Behavioral Changes in Apache Kafka

Learn about the change in certain functionality of Kafka that has resulted in a change in behavior from the previously released version to this version of Cloudera Runtime.

Summary:: Previously, Kafka data directories were configured as world-readable on the filesystem of the broker host. From now on, they are only readable by Kafka.; Previous behavior:; Kafka data directories were created with 755 permissions.; New behavior:; Kafka data directories are created with 0750 permissions.
Summary:: JMX authentication is enabled by default for the Kafka service. Additionally random passwords are now generated for both JMX users by default.; Previous behavior:; JMX authentication (Enable Authenticated Communication with the JMX Agent) was disabled by default.; New behavior:; JMX authentication (Enable Authenticated Communication with the JMX Agent) is now enabled by default. By default random passwords are generated for both JMX users.
Summary:: The default TLS protocol when using Java 11 or later is updated to TLS 1.3. TLS 1.2 remains the default for earlier Java versions. For more information, see KIP-573.; Previous behavior:; The default TLS protocol used was TLS 1.2.; New behavior:; The default TLS protocol when using Java 11 or later is TLS 1.3.
Summary:: The client.dns.lookup client property is now set to use_all_dns_ips by default. With this option set, clients attempt to connect to the broker using all possible IP addresses of a hostname. This option reduces connection failure rates and is better suited for cloud and containerized environments where a single hostname might resolve to multiple IP addresses. For more information, see KIP-602.; Previous behavior:; The default value of the client.dns.lookup client property was set to default.; New behavior:; The default value of the client.dns.lookup property is set to use_all_dns_ips.
Summary:: The default value for the following Kafka Connect properties is increased to 3:

Offset Storage Topic Replication Factor (offset.storage.replication.factor)

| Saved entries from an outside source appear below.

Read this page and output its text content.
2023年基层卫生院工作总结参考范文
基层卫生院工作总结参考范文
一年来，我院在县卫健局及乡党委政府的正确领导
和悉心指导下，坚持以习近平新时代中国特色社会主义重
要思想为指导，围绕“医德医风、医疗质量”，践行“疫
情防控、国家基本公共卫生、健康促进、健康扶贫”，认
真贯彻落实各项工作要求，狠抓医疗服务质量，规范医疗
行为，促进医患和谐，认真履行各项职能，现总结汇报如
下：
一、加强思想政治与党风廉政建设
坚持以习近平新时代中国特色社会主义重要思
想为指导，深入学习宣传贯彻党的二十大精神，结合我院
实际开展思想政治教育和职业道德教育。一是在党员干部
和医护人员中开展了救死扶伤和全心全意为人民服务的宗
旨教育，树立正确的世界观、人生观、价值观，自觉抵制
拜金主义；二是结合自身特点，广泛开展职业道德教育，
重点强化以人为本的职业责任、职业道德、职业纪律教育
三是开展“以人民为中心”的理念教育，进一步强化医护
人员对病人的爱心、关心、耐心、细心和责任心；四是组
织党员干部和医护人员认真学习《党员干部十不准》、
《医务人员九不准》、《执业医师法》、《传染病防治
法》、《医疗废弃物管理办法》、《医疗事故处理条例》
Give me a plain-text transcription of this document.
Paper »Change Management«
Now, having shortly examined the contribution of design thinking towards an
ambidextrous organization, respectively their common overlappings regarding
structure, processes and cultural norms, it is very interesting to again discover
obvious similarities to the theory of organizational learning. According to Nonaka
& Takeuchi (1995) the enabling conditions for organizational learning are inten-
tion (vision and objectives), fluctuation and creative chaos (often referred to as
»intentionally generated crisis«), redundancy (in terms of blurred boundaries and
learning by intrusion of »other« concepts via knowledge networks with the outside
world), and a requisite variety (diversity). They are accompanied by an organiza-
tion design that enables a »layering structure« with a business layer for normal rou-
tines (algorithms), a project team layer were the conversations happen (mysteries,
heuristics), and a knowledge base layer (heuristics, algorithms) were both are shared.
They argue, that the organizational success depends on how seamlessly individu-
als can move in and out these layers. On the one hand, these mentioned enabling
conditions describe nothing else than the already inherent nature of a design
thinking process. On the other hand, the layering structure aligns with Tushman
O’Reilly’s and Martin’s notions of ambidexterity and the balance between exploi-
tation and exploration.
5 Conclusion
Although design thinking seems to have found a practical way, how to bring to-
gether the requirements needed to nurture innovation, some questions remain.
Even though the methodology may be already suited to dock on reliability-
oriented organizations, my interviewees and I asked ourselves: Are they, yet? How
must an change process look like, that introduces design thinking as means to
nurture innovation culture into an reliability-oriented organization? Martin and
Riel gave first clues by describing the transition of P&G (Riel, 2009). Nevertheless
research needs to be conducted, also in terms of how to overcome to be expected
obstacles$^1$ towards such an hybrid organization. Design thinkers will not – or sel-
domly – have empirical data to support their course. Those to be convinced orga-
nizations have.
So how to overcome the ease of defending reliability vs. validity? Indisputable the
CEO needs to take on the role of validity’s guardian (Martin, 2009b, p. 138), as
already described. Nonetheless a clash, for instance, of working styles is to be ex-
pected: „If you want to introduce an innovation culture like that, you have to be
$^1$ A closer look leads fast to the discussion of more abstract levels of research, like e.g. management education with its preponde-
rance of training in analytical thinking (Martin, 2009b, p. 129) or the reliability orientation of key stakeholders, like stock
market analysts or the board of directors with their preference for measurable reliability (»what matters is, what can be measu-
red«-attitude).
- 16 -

Configuration Storage Topic Replication Factor (config.storage.replication.factor)

Status Storage Topic Replication Factor (status.storage.replication.factor); Previous behavior:; The default value of the properties was set to 1.; New behavior:; The default value of the properties is set to 3.
Summary:: The FileStream example connectors (FileStreamSourceConnector and FileStreamsSinkConnector) are no longer available for deployment by default using the Kafka Connect Rest API, SMM UI, or SMM REST API. The JAR file of the connector is still shipped with Cloudera Runtime, but the connectors must be installed before they can be deployed. For more information on how to install Kafka Connect connectors, see Installing Connectors; Previous behavior:; TheFileStream example connectors were available by default for deployment. In SMM, the connectors were selectable on the Connect Cluster > Connector Setup page by default.; New behavior:; TheFileStream example connectors must be installed before they can be deployed. In SMM, the connectors are no longer selectable on the Connect Cluster > Connector Setuppage by default.